La mayoría de estos objetos fueron localizados y retirados de las zonas de pinares pertenecientes al término municipal de Puerto real, en Cádiz. La junta ha explicado que todas las tareas y labores de vigilancia, tuvieron que intensificarse a partir del año 2015, cuando fueron localizados en los alrededores de las lagunas hipersalinas del parque, una serie de cepos. 

 

Los cepos suponen un atentado contra la fauna de extrema gravedad, que pueden acabar indiscriminadamente con la vida de cualquier especie, incluso de las protegidas. Pero que también pueden suponen un riesgo para las personas y precisamente, fue el riesgo que entrañan para la integridad de los usuarios del parque una de las cosas que puso en alerta alas autoridades y que les obligó a intensificar la campaña. 

 

Así, a raíz de aquel descubrimiento, se activó un dispositivo de refuerzo para intensificar la vigilancia, para tratar de impedir la práctica del furtivismo con estos utensilios, al tiempo que se recomendaba a las personas usuarias extremar la precaución en la zona del parque donde entonces aparecieron dichos cepos. Como consecuencia del refuerzo de esas tareas ha sido posible intervenir todo el material que ahora ha sido entregado a los agentes de Medio Ambiente. 

 

Un lastre, una lacra social que perjudica a todos los cazadores 

 

Hace nada fueron detenidas 8 personas que se encontraban practicando el furtivismo dentro del Parque Nacional de Doñana, mientras realizaban una batida nocturna con perros en la que abatieron un jabalí. La guardia Civil pudo detenerlos e identificarlos, gracias a que previamente habían localizado varios lazos colocados en la misma zona.

 

En el municipio de Estriégana, en Guadalajara, han sido detenidos otros dos furtivos que fueron sorprendidos por los guardas medioambientales a los que intentaron atropellar cuando se dieron a la fuga. Ambos fueron detenidos finalmente y ahora se enfrentan dos delitos por atentado contra agentes de la autoridad y otro por tenencia ilícita de armas. 

 

También en Guadalajara, el Servicio de Protección de la Naturaleza ha detenido a dos personas y está investigando a otras cinco por varios delitos de furtivismo y tenencia ilícita de armas.
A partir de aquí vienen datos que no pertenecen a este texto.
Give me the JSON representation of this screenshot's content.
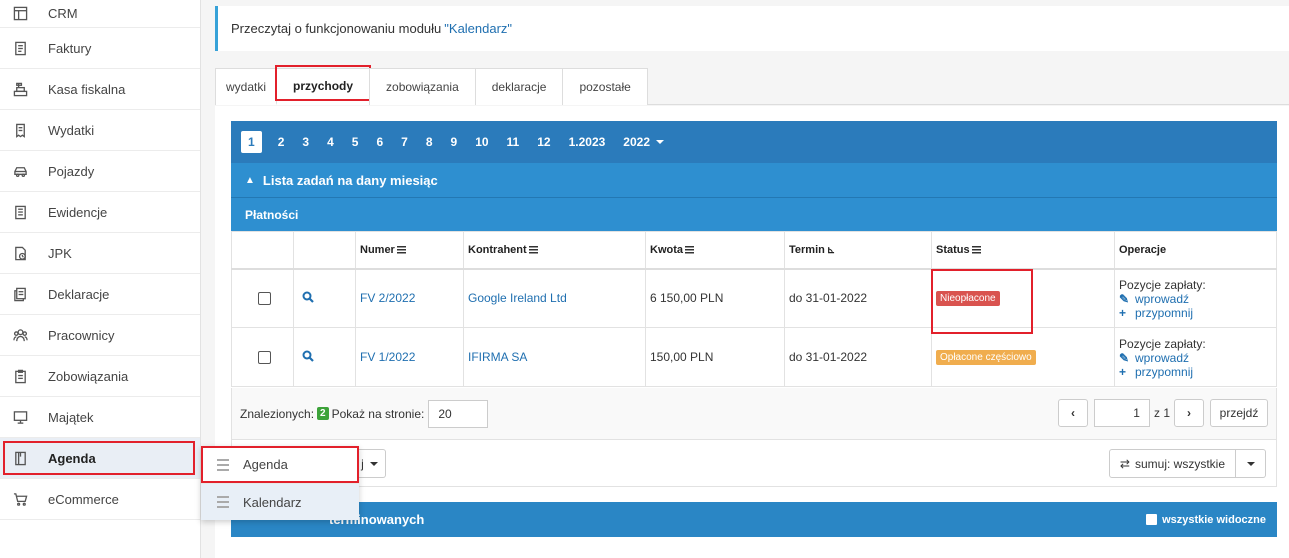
{
  "sidebar": {
    "items": [
      {
        "label": "CRM",
        "icon": "layout-icon"
      },
      {
        "label": "Faktury",
        "icon": "invoice-icon"
      },
      {
        "label": "Kasa fiskalna",
        "icon": "cash-register-icon"
      },
      {
        "label": "Wydatki",
        "icon": "receipt-icon"
      },
      {
        "label": "Pojazdy",
        "icon": "car-icon"
      },
      {
        "label": "Ewidencje",
        "icon": "ledger-icon"
      },
      {
        "label": "JPK",
        "icon": "jpk-file-icon"
      },
      {
        "label": "Deklaracje",
        "icon": "declaration-icon"
      },
      {
        "label": "Pracownicy",
        "icon": "employees-icon"
      },
      {
        "label": "Zobowiązania",
        "icon": "obligations-icon"
      },
      {
        "label": "Majątek",
        "icon": "monitor-icon"
      },
      {
        "label": "Agenda",
        "icon": "agenda-icon"
      },
      {
        "label": "eCommerce",
        "icon": "cart-icon"
      }
    ]
  },
  "submenu": {
    "items": [
      {
        "label": "Agenda"
      },
      {
        "label": "Kalendarz"
      }
    ]
  },
  "info": {
    "text": "Przeczytaj o funkcjonowaniu modułu",
    "link": "\"Kalendarz\""
  },
  "tabs": [
    {
      "label": "wydatki"
    },
    {
      "label": "przychody"
    },
    {
      "label": "zobowiązania"
    },
    {
      "label": "deklaracje"
    },
    {
      "label": "pozostałe"
    }
  ],
  "months": [
    "1",
    "2",
    "3",
    "4",
    "5",
    "6",
    "7",
    "8",
    "9",
    "10",
    "11",
    "12",
    "1.2023",
    "2022"
  ],
  "tasks_header": "Lista zadań na dany miesiąc",
  "payments_header": "Płatności",
  "table": {
    "columns": [
      "Numer",
      "Kontrahent",
      "Kwota",
      "Termin",
      "Status",
      "Operacje"
    ],
    "rows": [
      {
        "numer": "FV 2/2022",
        "kontrahent": "Google Ireland Ltd",
        "kwota": "6 150,00 PLN",
        "termin": "do 31-01-2022",
        "status": "Nieopłacone",
        "ops_title": "Pozycje zapłaty:",
        "op1": "wprowadź",
        "op2": "przypomnij"
      },
      {
        "numer": "FV 1/2022",
        "kontrahent": "IFIRMA SA",
        "kwota": "150,00 PLN",
        "termin": "do 31-01-2022",
        "status": "Opłacone częściowo",
        "ops_title": "Pozycje zapłaty:",
        "op1": "wprowadź",
        "op2": "przypomnij"
      }
    ]
  },
  "footer": {
    "found_label": "Znalezionych:",
    "found_count": "2",
    "per_page_label": "Pokaż na stronie:",
    "per_page_value": "20",
    "page_value": "1",
    "page_of": "z 1",
    "go_label": "przejdź"
  },
  "actions": {
    "bulk_fragment": "j",
    "sum_label": "sumuj: wszystkie"
  },
  "bottom": {
    "title_fragment": "terminowanych",
    "all_visible": "wszystkie widoczne"
  },
  "colors": {
    "accent": "#2a86c5",
    "highlight": "#e2202b",
    "badge_unpaid": "#d9534f",
    "badge_partial": "#f0ad4e",
    "count_badge": "#3da33a"
  }
}
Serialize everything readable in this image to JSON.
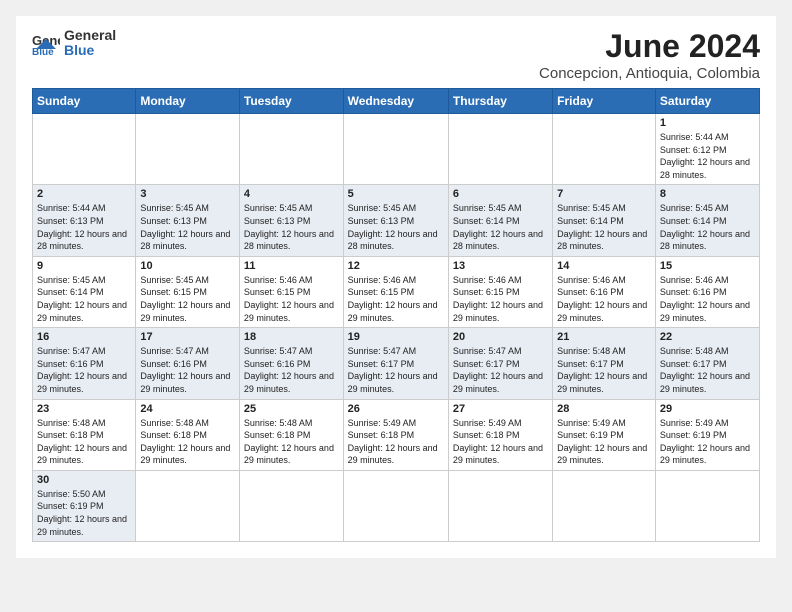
{
  "logo": {
    "general": "General",
    "blue": "Blue"
  },
  "title": "June 2024",
  "location": "Concepcion, Antioquia, Colombia",
  "days_of_week": [
    "Sunday",
    "Monday",
    "Tuesday",
    "Wednesday",
    "Thursday",
    "Friday",
    "Saturday"
  ],
  "weeks": [
    [
      {
        "day": "",
        "info": ""
      },
      {
        "day": "",
        "info": ""
      },
      {
        "day": "",
        "info": ""
      },
      {
        "day": "",
        "info": ""
      },
      {
        "day": "",
        "info": ""
      },
      {
        "day": "",
        "info": ""
      },
      {
        "day": "1",
        "info": "Sunrise: 5:44 AM\nSunset: 6:12 PM\nDaylight: 12 hours and 28 minutes."
      }
    ],
    [
      {
        "day": "2",
        "info": "Sunrise: 5:44 AM\nSunset: 6:13 PM\nDaylight: 12 hours and 28 minutes."
      },
      {
        "day": "3",
        "info": "Sunrise: 5:45 AM\nSunset: 6:13 PM\nDaylight: 12 hours and 28 minutes."
      },
      {
        "day": "4",
        "info": "Sunrise: 5:45 AM\nSunset: 6:13 PM\nDaylight: 12 hours and 28 minutes."
      },
      {
        "day": "5",
        "info": "Sunrise: 5:45 AM\nSunset: 6:13 PM\nDaylight: 12 hours and 28 minutes."
      },
      {
        "day": "6",
        "info": "Sunrise: 5:45 AM\nSunset: 6:14 PM\nDaylight: 12 hours and 28 minutes."
      },
      {
        "day": "7",
        "info": "Sunrise: 5:45 AM\nSunset: 6:14 PM\nDaylight: 12 hours and 28 minutes."
      },
      {
        "day": "8",
        "info": "Sunrise: 5:45 AM\nSunset: 6:14 PM\nDaylight: 12 hours and 28 minutes."
      }
    ],
    [
      {
        "day": "9",
        "info": "Sunrise: 5:45 AM\nSunset: 6:14 PM\nDaylight: 12 hours and 29 minutes."
      },
      {
        "day": "10",
        "info": "Sunrise: 5:45 AM\nSunset: 6:15 PM\nDaylight: 12 hours and 29 minutes."
      },
      {
        "day": "11",
        "info": "Sunrise: 5:46 AM\nSunset: 6:15 PM\nDaylight: 12 hours and 29 minutes."
      },
      {
        "day": "12",
        "info": "Sunrise: 5:46 AM\nSunset: 6:15 PM\nDaylight: 12 hours and 29 minutes."
      },
      {
        "day": "13",
        "info": "Sunrise: 5:46 AM\nSunset: 6:15 PM\nDaylight: 12 hours and 29 minutes."
      },
      {
        "day": "14",
        "info": "Sunrise: 5:46 AM\nSunset: 6:16 PM\nDaylight: 12 hours and 29 minutes."
      },
      {
        "day": "15",
        "info": "Sunrise: 5:46 AM\nSunset: 6:16 PM\nDaylight: 12 hours and 29 minutes."
      }
    ],
    [
      {
        "day": "16",
        "info": "Sunrise: 5:47 AM\nSunset: 6:16 PM\nDaylight: 12 hours and 29 minutes."
      },
      {
        "day": "17",
        "info": "Sunrise: 5:47 AM\nSunset: 6:16 PM\nDaylight: 12 hours and 29 minutes."
      },
      {
        "day": "18",
        "info": "Sunrise: 5:47 AM\nSunset: 6:16 PM\nDaylight: 12 hours and 29 minutes."
      },
      {
        "day": "19",
        "info": "Sunrise: 5:47 AM\nSunset: 6:17 PM\nDaylight: 12 hours and 29 minutes."
      },
      {
        "day": "20",
        "info": "Sunrise: 5:47 AM\nSunset: 6:17 PM\nDaylight: 12 hours and 29 minutes."
      },
      {
        "day": "21",
        "info": "Sunrise: 5:48 AM\nSunset: 6:17 PM\nDaylight: 12 hours and 29 minutes."
      },
      {
        "day": "22",
        "info": "Sunrise: 5:48 AM\nSunset: 6:17 PM\nDaylight: 12 hours and 29 minutes."
      }
    ],
    [
      {
        "day": "23",
        "info": "Sunrise: 5:48 AM\nSunset: 6:18 PM\nDaylight: 12 hours and 29 minutes."
      },
      {
        "day": "24",
        "info": "Sunrise: 5:48 AM\nSunset: 6:18 PM\nDaylight: 12 hours and 29 minutes."
      },
      {
        "day": "25",
        "info": "Sunrise: 5:48 AM\nSunset: 6:18 PM\nDaylight: 12 hours and 29 minutes."
      },
      {
        "day": "26",
        "info": "Sunrise: 5:49 AM\nSunset: 6:18 PM\nDaylight: 12 hours and 29 minutes."
      },
      {
        "day": "27",
        "info": "Sunrise: 5:49 AM\nSunset: 6:18 PM\nDaylight: 12 hours and 29 minutes."
      },
      {
        "day": "28",
        "info": "Sunrise: 5:49 AM\nSunset: 6:19 PM\nDaylight: 12 hours and 29 minutes."
      },
      {
        "day": "29",
        "info": "Sunrise: 5:49 AM\nSunset: 6:19 PM\nDaylight: 12 hours and 29 minutes."
      }
    ],
    [
      {
        "day": "30",
        "info": "Sunrise: 5:50 AM\nSunset: 6:19 PM\nDaylight: 12 hours and 29 minutes."
      },
      {
        "day": "",
        "info": ""
      },
      {
        "day": "",
        "info": ""
      },
      {
        "day": "",
        "info": ""
      },
      {
        "day": "",
        "info": ""
      },
      {
        "day": "",
        "info": ""
      },
      {
        "day": "",
        "info": ""
      }
    ]
  ]
}
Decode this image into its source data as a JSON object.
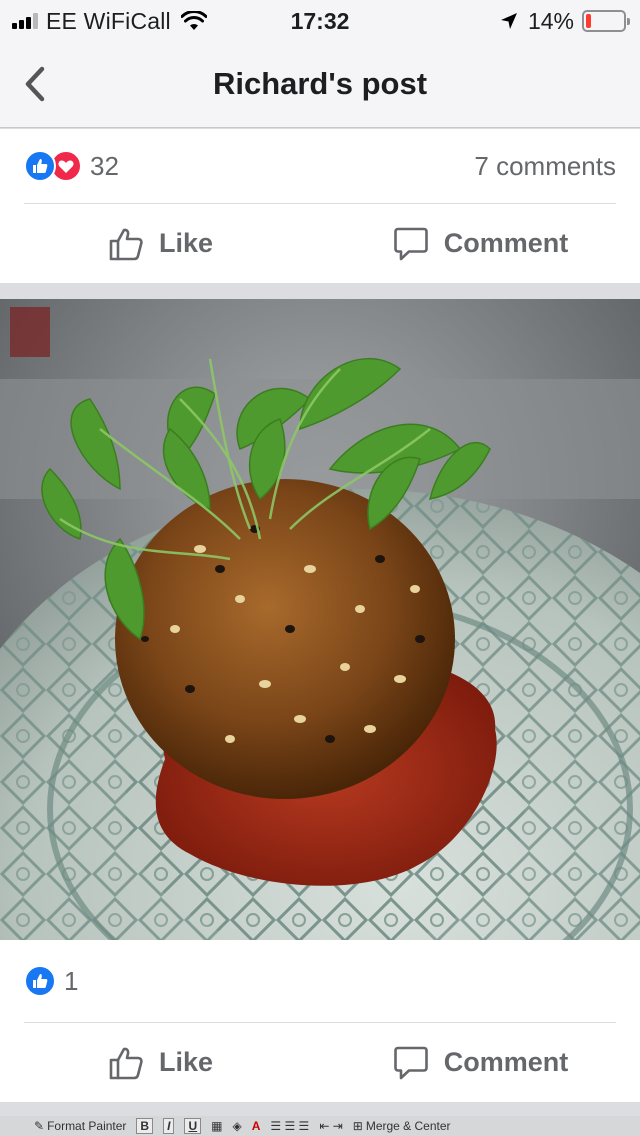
{
  "status_bar": {
    "carrier": "EE WiFiCall",
    "time": "17:32",
    "battery_percent": "14%",
    "battery_level": 0.14,
    "battery_color": "#ff3b30"
  },
  "nav": {
    "title": "Richard's post",
    "back_icon": "chevron-left-icon"
  },
  "post": {
    "reaction_count": "32",
    "reactions": [
      "like",
      "love"
    ],
    "comments_count": "7 comments",
    "actions": {
      "like_label": "Like",
      "comment_label": "Comment"
    }
  },
  "photo": {
    "reaction_count": "1",
    "reactions": [
      "like"
    ],
    "actions": {
      "like_label": "Like",
      "comment_label": "Comment"
    }
  },
  "bottom_toolbar": {
    "format_painter": "Format Painter",
    "bold": "B",
    "italic": "I",
    "underline": "U",
    "merge_center": "Merge & Center"
  },
  "colors": {
    "like_blue": "#1877f2",
    "love_red": "#f0284a",
    "action_gray": "#65676b"
  }
}
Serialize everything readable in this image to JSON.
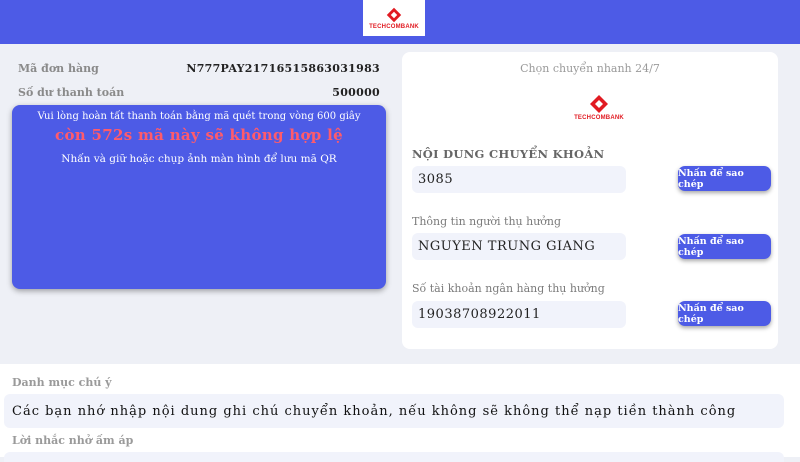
{
  "header": {
    "logo_text": "TECHCOMBANK",
    "logo_icon": "techcombank-logo-icon"
  },
  "order": {
    "order_label": "Mã đơn hàng",
    "order_value": "N777PAY21716515863031983",
    "balance_label": "Số dư thanh toán",
    "balance_value": "500000"
  },
  "qr": {
    "notice": "Vui lòng hoàn tất thanh toán bằng mã quét trong vòng 600 giây",
    "countdown": "còn 572s mã này sẽ không hợp lệ",
    "hint": "Nhấn và giữ hoặc chụp ảnh màn hình để lưu mã QR"
  },
  "transfer": {
    "heading": "Chọn chuyển nhanh 24/7",
    "logo_text": "TECHCOMBANK",
    "content_label": "NỘI DUNG CHUYỂN KHOẢN",
    "content_value": "3085",
    "beneficiary_label": "Thông tin người thụ hưởng",
    "beneficiary_value": "NGUYEN TRUNG GIANG",
    "account_label": "Số tài khoản ngân hàng thụ hưởng",
    "account_value": "19038708922011",
    "copy_label": "Nhấn để sao chép"
  },
  "notes": {
    "title": "Danh mục chú ý",
    "text": "Các bạn nhớ nhập nội dung ghi chú chuyển khoản, nếu không sẽ không thể nạp tiền thành công",
    "reminder_title": "Lời nhắc nhở ấm áp"
  },
  "colors": {
    "accent": "#4d5be6",
    "brand_red": "#e11b22",
    "countdown": "#ff5b6b"
  }
}
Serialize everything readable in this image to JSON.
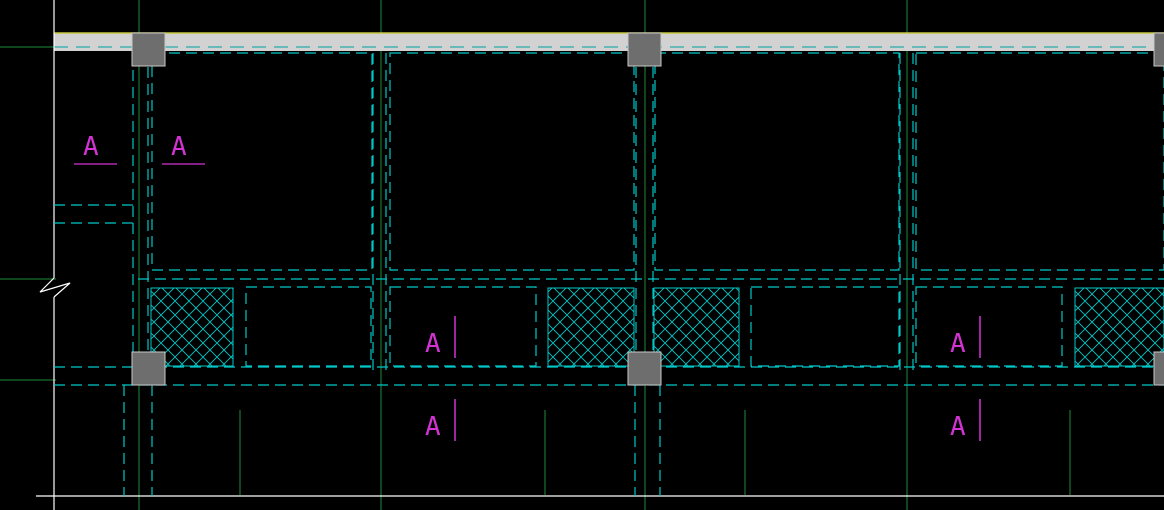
{
  "viewport": {
    "background": "#000000"
  },
  "colors": {
    "dashed_beam": "#00c8c8",
    "hatch": "#00c8c8",
    "grid_line": "#1f8c3a",
    "column_fill": "#6e6e6e",
    "column_stroke": "#c8c8c8",
    "wall_fill": "#d2d2d2",
    "wall_edge": "#c8c840",
    "annotation": "#d233d2",
    "boundary_line": "#ffffff"
  },
  "section_marks": [
    {
      "label": "A",
      "style": "underline"
    },
    {
      "label": "A",
      "style": "underline"
    },
    {
      "label": "A",
      "style": "side-bar"
    },
    {
      "label": "A",
      "style": "side-bar"
    },
    {
      "label": "A",
      "style": "side-bar"
    },
    {
      "label": "A",
      "style": "side-bar"
    }
  ],
  "icons": {
    "column": "square-column-icon",
    "break_line": "break-line-icon"
  }
}
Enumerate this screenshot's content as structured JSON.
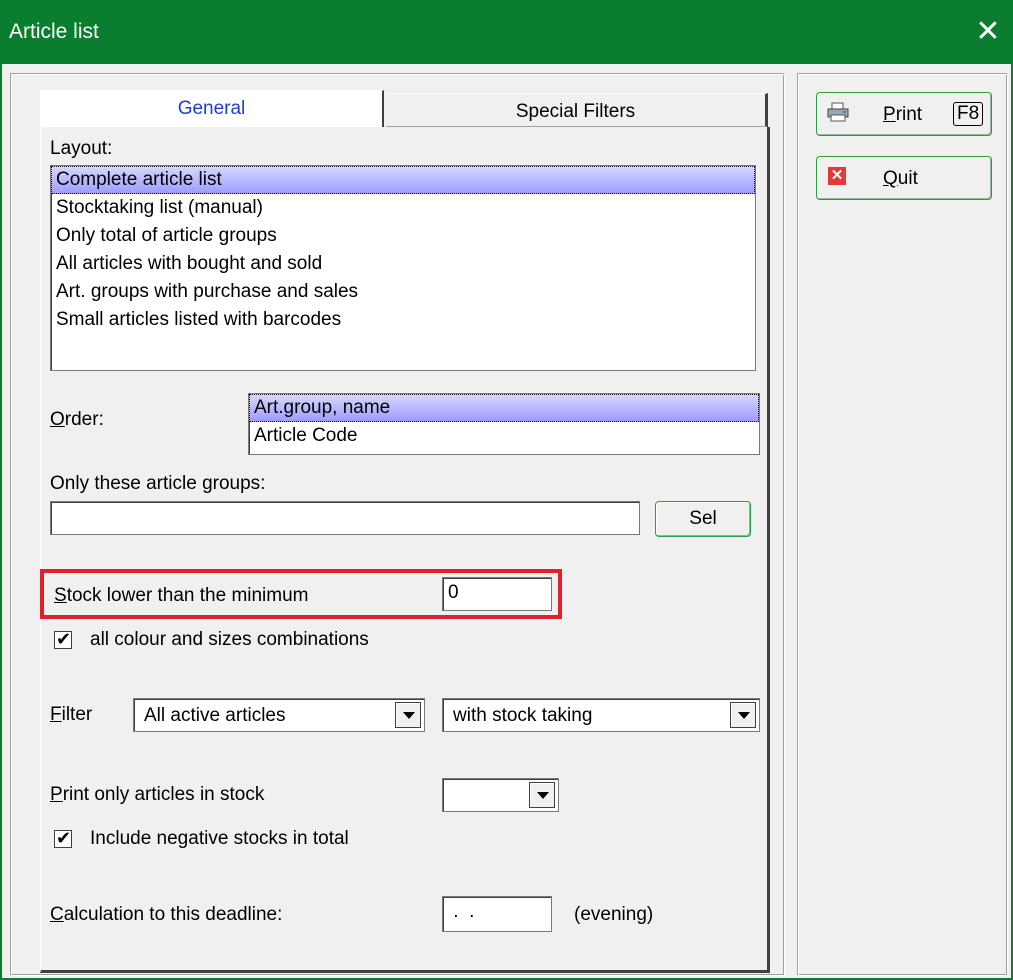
{
  "window": {
    "title": "Article list",
    "close_glyph": "✕"
  },
  "tabs": [
    {
      "label": "General",
      "active": true
    },
    {
      "label": "Special Filters",
      "active": false
    }
  ],
  "layout": {
    "label": "Layout:",
    "items": [
      "Complete article list",
      "Stocktaking list (manual)",
      "Only total of article groups",
      "All articles with bought and sold",
      "Art. groups with purchase and sales",
      "Small articles listed with barcodes"
    ],
    "selected_index": 0
  },
  "order": {
    "label_prefix": "",
    "label_mnemonic": "O",
    "label_rest": "rder:",
    "items": [
      "Art.group, name",
      "Article Code"
    ],
    "selected_index": 0
  },
  "article_groups": {
    "label": "Only these article groups:",
    "value": "",
    "sel_button": "Sel"
  },
  "stock_minimum": {
    "label_mnemonic": "S",
    "label_rest": "tock lower than the minimum",
    "value": "0"
  },
  "combinations_checkbox": {
    "label": "all colour and sizes combinations",
    "checked": true
  },
  "filter": {
    "label_mnemonic": "F",
    "label_rest": "ilter",
    "combo1": "All active articles",
    "combo2": "with stock taking"
  },
  "print_only_stock": {
    "label_mnemonic": "P",
    "label_rest": "rint only articles in stock",
    "value": ""
  },
  "negative_checkbox": {
    "label": "Include negative stocks in total",
    "checked": true
  },
  "deadline": {
    "label_mnemonic": "C",
    "label_rest": "alculation to this deadline:",
    "value": " .  .",
    "suffix": "(evening)"
  },
  "buttons": {
    "print_mnemonic": "P",
    "print_rest": "rint",
    "print_key": "F8",
    "quit_mnemonic": "Q",
    "quit_rest": "uit"
  },
  "colors": {
    "titlebar": "#0a7d2e",
    "highlight": "#e0202a",
    "tab_active_text": "#1f3ecf"
  },
  "icons": {
    "print": "printer-icon",
    "quit": "quit-x-icon",
    "close": "close-icon"
  }
}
En Madrid, en el municipio de Torrejón de Ardoz, la Policía Nacional ha detenido a dos furtivos como presuntos autores de un delito contra la fauna cuando portaban siete cabezas de corzo, armas y diverso material para llevar a cabo sus fechorías. 

 

Los cazadores son los principales afectados por una actividad deleznable e ilícita que atenta de forma continuada contra la fauna y que daña la imagen de un colectivo, que lejos de estas prácticas, dedica su tiempo, su dinero y su esfuerzo en conservar el medio ambiente y la vida silvestre que lo habita. 

 

El furtivismo es un lastre que arrastramos todos los cazadores, contra el que hay que combatir con todo el peso de la ley y denunciar todas aquellas prácticas irregulares que se detecten ante los cuerpos oficiales del Estado. Es tarea y responsabilidad de todos acabar con una práctica tan nociva, que en el siglo XXI no tiene cabida por que casi nadie furtivea por hambre, como si pasaba antaño.